Pero pronto aparecieron sacerdotes y
líderes cristianos que cuestionaban las doctrinas de la Iglesia, convencidos de
que cada palabra o significante de los textos sagrados permitía otros
significados u otras interpretaciones, de tal forma que era imposible
determinar un significado o un sentido último de cada palabra. El significante
no se dejaba agarrar o reducir a un solo sentido. Esta situación interna del
cristianismo llegó a su pleno desarrollo con la Reforma protestante en el siglo
XVI. Lutero y sus seguidores establecieron que la palabra de Dios tiene un
significado personal para cada creyente y que no era necesaria la autoridad de
la Iglesia para entender el mensaje.
De la primacía del significado
establecido por el poder del rey y del papa pasó occidente a la primacía del
significante. Comenzaba la era moderna. Si la palabra de Dios era diferente
para cada ser humano, el fin de la Iglesia y del poder del rey era cuestión de
tiempo. Ya se anunciaba la democracia, la libertad de pensamiento, la igualdad
de todos los seres humanos, el surgimiento de la ciencia. Ya todo estaba dado
para una revolución del significante.
Fueron necesarios los avances
científicos del siglo XX y los logros de la lingüística o de la semiología para
que se completara la denuncia de la vieja filosofía u ontología y de la
mitología de “la presencia”. El logocentrismo o metafísica del ser nos había
engañado; ningún pueblo tiene el secreto de la verdad o de Dios y por eso se reveló
la ilusión del etnocentrismo; el falocentrismo, el lenguaje de los machos para
esclavizar a las mujeres, mostraba su aberración.
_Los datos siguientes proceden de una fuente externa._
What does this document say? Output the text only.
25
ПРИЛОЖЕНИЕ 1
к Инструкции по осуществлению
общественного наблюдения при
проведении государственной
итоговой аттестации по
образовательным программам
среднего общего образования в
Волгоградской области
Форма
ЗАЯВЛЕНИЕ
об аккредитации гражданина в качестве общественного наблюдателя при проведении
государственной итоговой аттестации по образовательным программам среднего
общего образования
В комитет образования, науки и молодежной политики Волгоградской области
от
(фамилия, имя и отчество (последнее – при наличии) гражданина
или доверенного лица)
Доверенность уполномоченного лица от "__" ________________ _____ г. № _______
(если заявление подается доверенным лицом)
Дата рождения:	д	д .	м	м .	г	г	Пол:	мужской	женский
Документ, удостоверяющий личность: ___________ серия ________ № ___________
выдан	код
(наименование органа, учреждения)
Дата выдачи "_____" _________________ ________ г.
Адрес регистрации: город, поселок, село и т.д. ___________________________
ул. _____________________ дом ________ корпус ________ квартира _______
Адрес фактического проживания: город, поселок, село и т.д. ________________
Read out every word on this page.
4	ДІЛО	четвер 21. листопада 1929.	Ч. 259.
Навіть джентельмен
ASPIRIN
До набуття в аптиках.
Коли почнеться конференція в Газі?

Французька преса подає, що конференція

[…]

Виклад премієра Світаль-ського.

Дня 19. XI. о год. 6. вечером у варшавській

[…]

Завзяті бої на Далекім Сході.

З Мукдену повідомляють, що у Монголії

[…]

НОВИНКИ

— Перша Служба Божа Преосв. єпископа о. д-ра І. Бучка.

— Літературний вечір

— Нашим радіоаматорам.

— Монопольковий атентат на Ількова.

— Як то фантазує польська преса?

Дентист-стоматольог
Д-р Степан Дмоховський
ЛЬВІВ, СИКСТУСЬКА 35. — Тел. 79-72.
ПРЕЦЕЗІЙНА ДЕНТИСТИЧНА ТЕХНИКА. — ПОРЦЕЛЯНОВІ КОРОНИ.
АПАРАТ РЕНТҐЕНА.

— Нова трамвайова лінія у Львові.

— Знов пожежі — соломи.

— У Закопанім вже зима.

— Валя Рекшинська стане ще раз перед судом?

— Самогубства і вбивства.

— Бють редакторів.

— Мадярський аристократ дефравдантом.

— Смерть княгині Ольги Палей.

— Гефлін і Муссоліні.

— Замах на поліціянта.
La verdad no está en el
principio; no hay un centro o referente del discurso; el significante no está
amarrado a un significado; no hay sentido.
Es muy curioso que dos judíos, Jaques
Derrida y Emmanuel Levinas, hayan sido dos de lo principales artífices de la
crítica a todo el pensamiento occidental. El segundo cambiará la filosofía del
logos por la ética del Otro; pero es otro cuento.